In the wake of the embarrassing failure when David Trimble, the Ulster Unionist Party leader, rejected the IRA’s gesture due to what he saw as its lack of “transparency,” the taoiseach, Bertie Ahern, and Tony Blair, the British prime minister, claimed that they knew the scope of the gesture but were prevented by a confidentiality clause from revealing the details.
According to Blair, de Chastelain “gives us certain information — not the full information — but certain information to us, as the two governments. Although we are not at liberty to disclose that information without his [de Chastelain’s] permission, we are working hard to try to find a way in which we can do so because I believe, on the basis of what we know, that people would be satisfied if they knew the full details.”
This week, Ahern repeated the claim on RTE when he told a reporter that he has “more detail than I can say.”
However, de Chastelain last week told a delegation of the Democratic Unionist Party: “The only people who know what went on are Andy [Sens, the American representative on the IICD], the IRA and myself. We didn’t give details to the P.M.s. The IRA only allowed us to admit there was more than the last.
“I gave them no more detail than I gave you,” he told the delegation, which included the party leader, the Rev. Ian Paisley, and his deputy, Peter Robinson.
At the same time, legal experts are disputing that there was any legal foundation to de Chastelain’s claim that he could not disclose details of the IRA’s gesture because of a commitment to confidentiality.
In an interview with the BBC, Austin Morgan, who is an authority on the legislation surrounding the Good Friday agreement, outlined the legal background to the setting up of the IICD: “Now there are three documents. The first one is an international agreement between the UK and the Irish state, of 1997, which established the Independent International Commission on Decommissioning. That’s the general’s organization. Now that was set up by the two governments and he is responsible to the two governments. Following that, Westminster and also the Oireachtas in Dublin legislated it, but essentially all they were doing was drawing domestic consequences of an international organization having been set up by the two governments to address the question of decommissioning and, by the way, this was done during the multi-party talks.”
Morgan added: “The decommissioning commission has nothing at all to do with the Belfast agreement, it is referred to therein but the three documents we’re talking about, namely the international agreement, the UK legislation and the Irish legislation are all separate from the Belfast agreement.”

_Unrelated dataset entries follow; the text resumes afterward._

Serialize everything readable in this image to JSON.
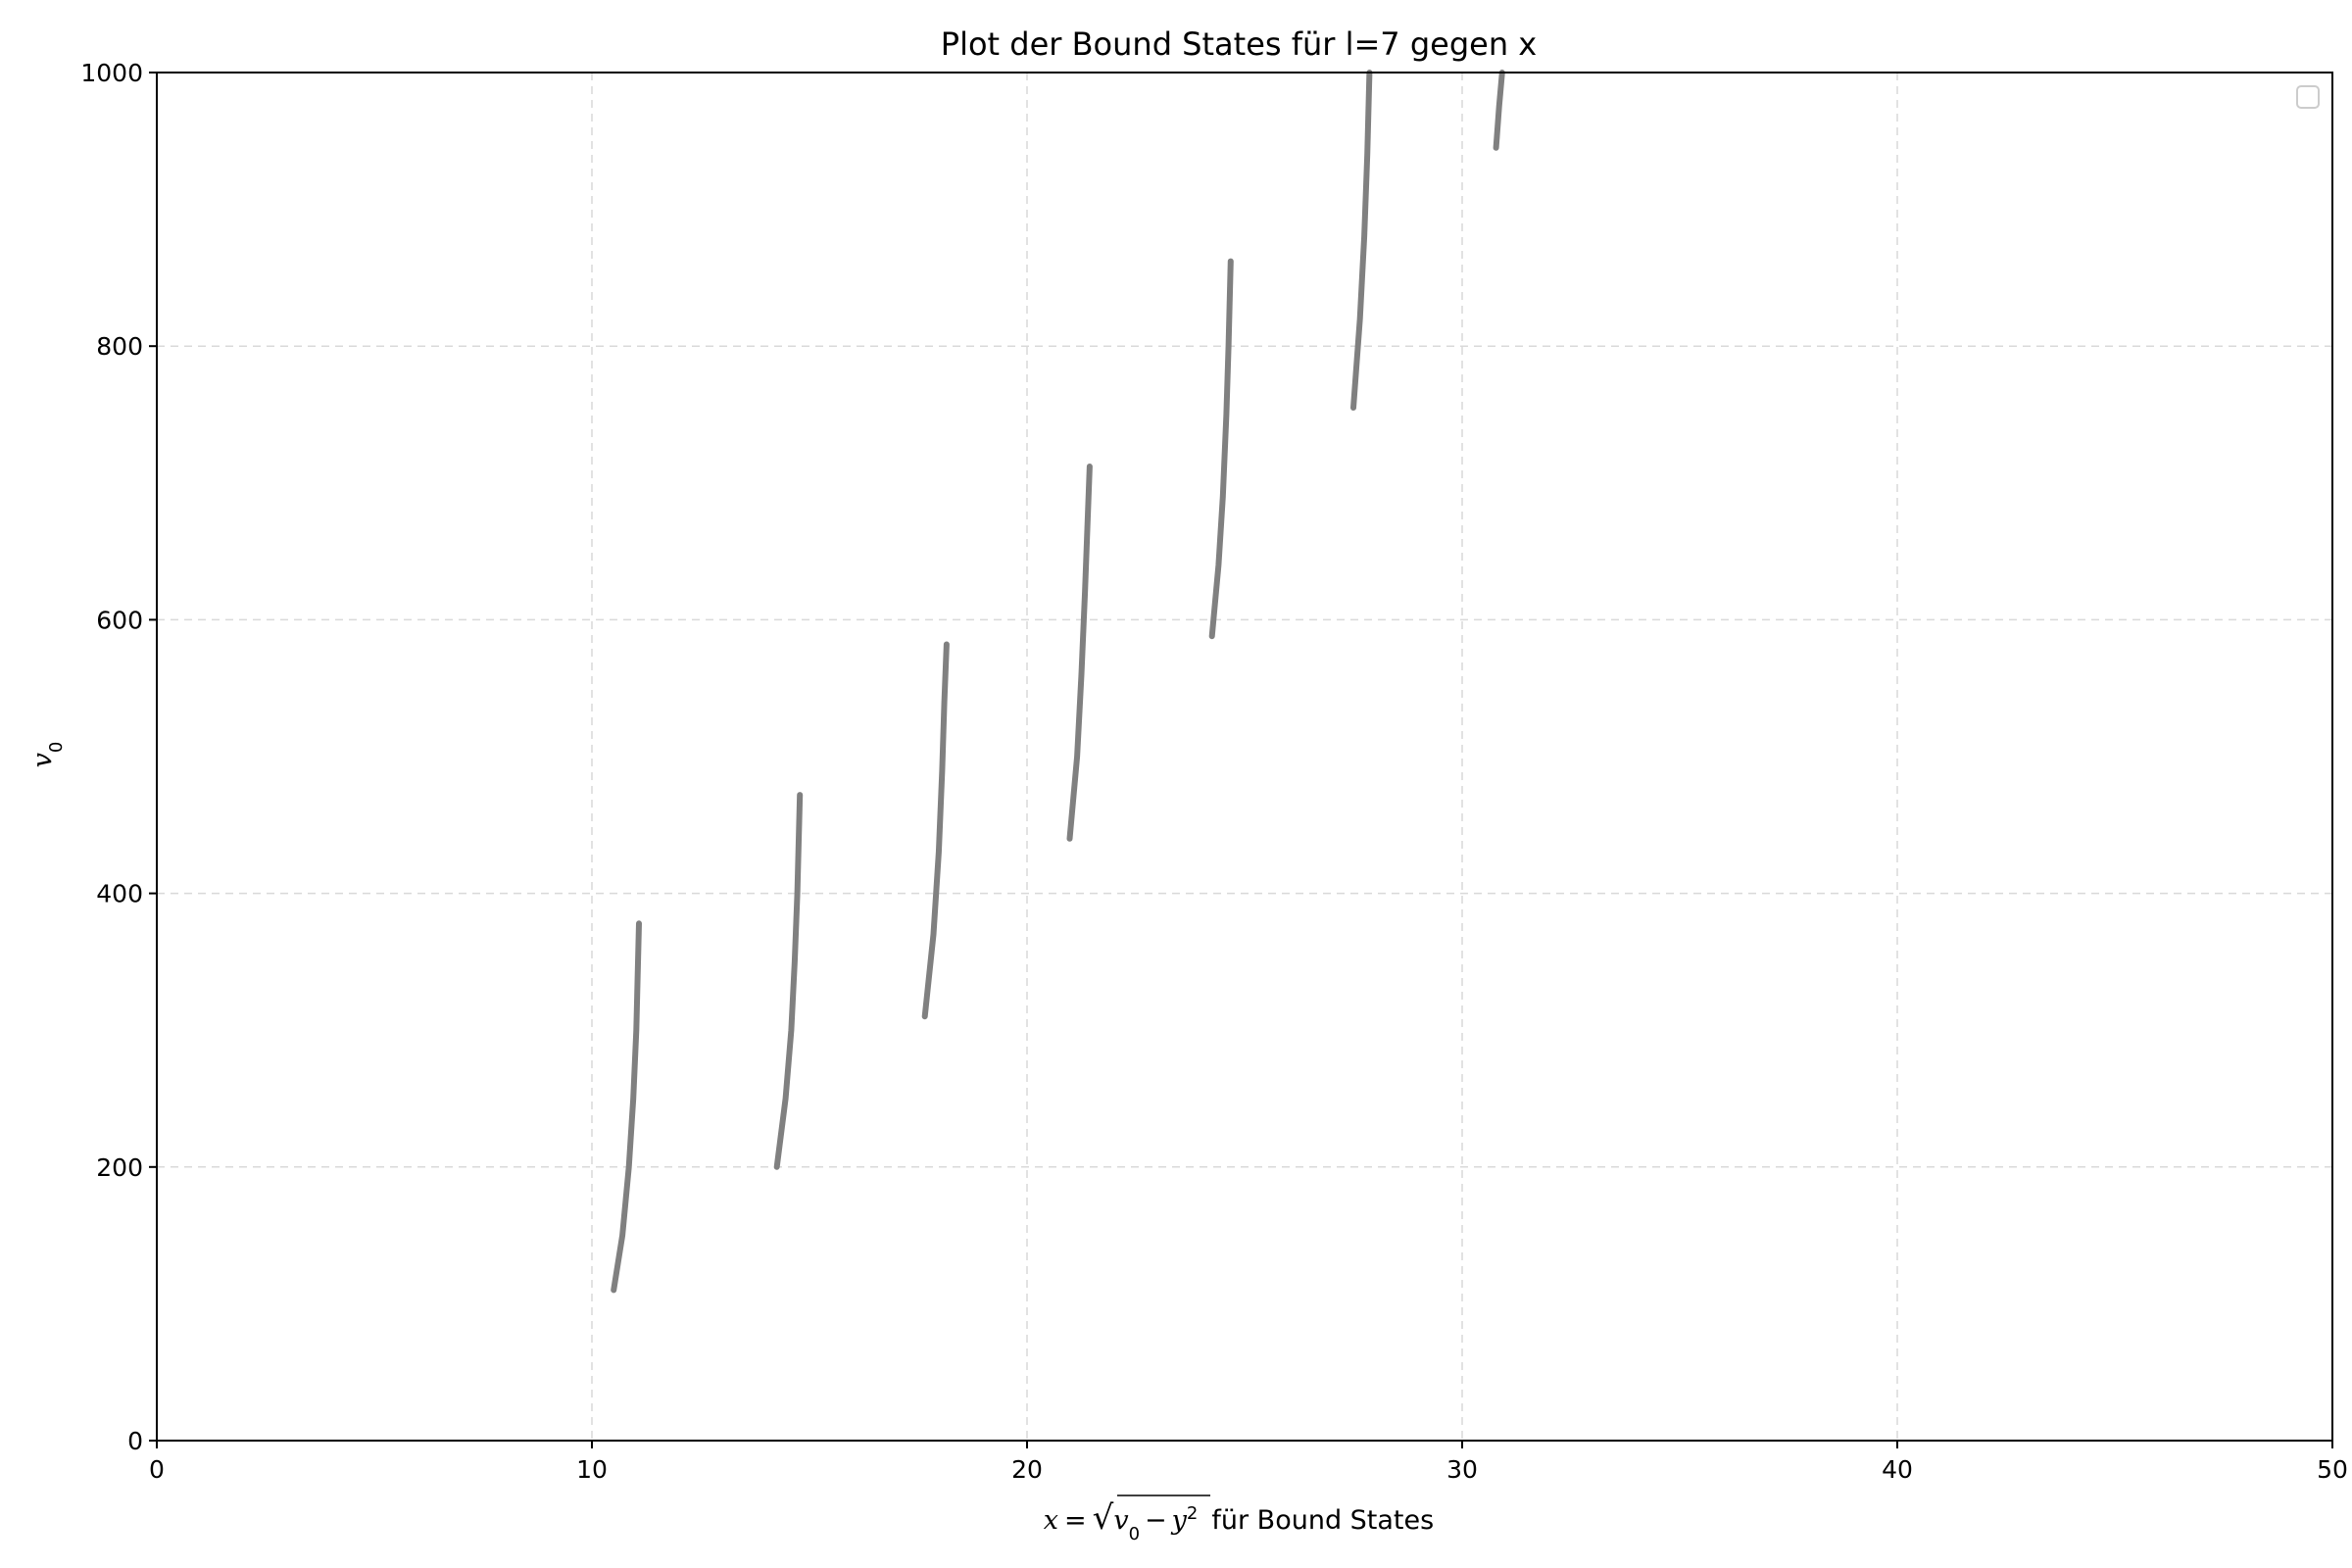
{
  "chart_data": {
    "type": "line",
    "title": "Plot der Bound States für l=7 gegen x",
    "xlabel": {
      "x_var": "x",
      "equals": "=",
      "v": "v",
      "sub0": "0",
      "minus": "−",
      "y": "y",
      "sup2": "2",
      "suffix": "für Bound States"
    },
    "ylabel": {
      "v": "v",
      "sub0": "0"
    },
    "xlim": [
      0,
      50
    ],
    "ylim": [
      0,
      1000
    ],
    "xticks": [
      0,
      10,
      20,
      30,
      40,
      50
    ],
    "yticks": [
      0,
      200,
      400,
      600,
      800,
      1000
    ],
    "grid": true,
    "legend": "top-right, empty",
    "series_color": "#808080",
    "series": [
      {
        "points": [
          [
            10.5,
            110
          ],
          [
            10.7,
            150
          ],
          [
            10.85,
            200
          ],
          [
            10.95,
            250
          ],
          [
            11.02,
            300
          ],
          [
            11.08,
            378
          ]
        ]
      },
      {
        "points": [
          [
            14.25,
            200
          ],
          [
            14.45,
            250
          ],
          [
            14.58,
            300
          ],
          [
            14.66,
            350
          ],
          [
            14.72,
            400
          ],
          [
            14.78,
            472
          ]
        ]
      },
      {
        "points": [
          [
            17.65,
            310
          ],
          [
            17.85,
            370
          ],
          [
            17.97,
            430
          ],
          [
            18.05,
            490
          ],
          [
            18.1,
            540
          ],
          [
            18.15,
            582
          ]
        ]
      },
      {
        "points": [
          [
            20.98,
            440
          ],
          [
            21.15,
            500
          ],
          [
            21.25,
            560
          ],
          [
            21.33,
            620
          ],
          [
            21.39,
            670
          ],
          [
            21.44,
            712
          ]
        ]
      },
      {
        "points": [
          [
            24.25,
            588
          ],
          [
            24.4,
            640
          ],
          [
            24.5,
            690
          ],
          [
            24.58,
            750
          ],
          [
            24.63,
            800
          ],
          [
            24.68,
            862
          ]
        ]
      },
      {
        "points": [
          [
            27.5,
            755
          ],
          [
            27.65,
            820
          ],
          [
            27.75,
            880
          ],
          [
            27.82,
            940
          ],
          [
            27.87,
            1000
          ]
        ]
      },
      {
        "points": [
          [
            30.78,
            945
          ],
          [
            30.85,
            975
          ],
          [
            30.92,
            1000
          ]
        ]
      }
    ]
  }
}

According to Morgan, the parties “accepted that immunity would be granted to the paramilitaries holding the arms . . . so I think that the idea of confidentiality is that the general’s not allowed essentially to wear his chairman’s hat when he’s taking the guns and then wear his good citizen’s hat and help subsequently prosecute someone for holding weapons.”
In Morgan’s view confidentiality is a “question of honor, it’s not a question of law.”
Sources close to the British government said that the confidentiality commitment was arrived at between de Chastelain and the IRA representative who met with the IICD chairman to discuss the mode of decommissioning. The IRA, London believes, imposed it on de Chastelain as a way of protecting the leadership against anger from IRA volunteers who were involved in the acquisition of the arms over the years.
After his meeting with de Chastelain, Paisley issued a statement accusing the British prime minister of being “a liar” by claiming to know more than he did about the decommissioning act. At the time, in the wake of what one insider called a “fiasco,” Blair was eager to indicate that the IRA act was a truly significant one and would meet Unionist demands if only more information about it were made public.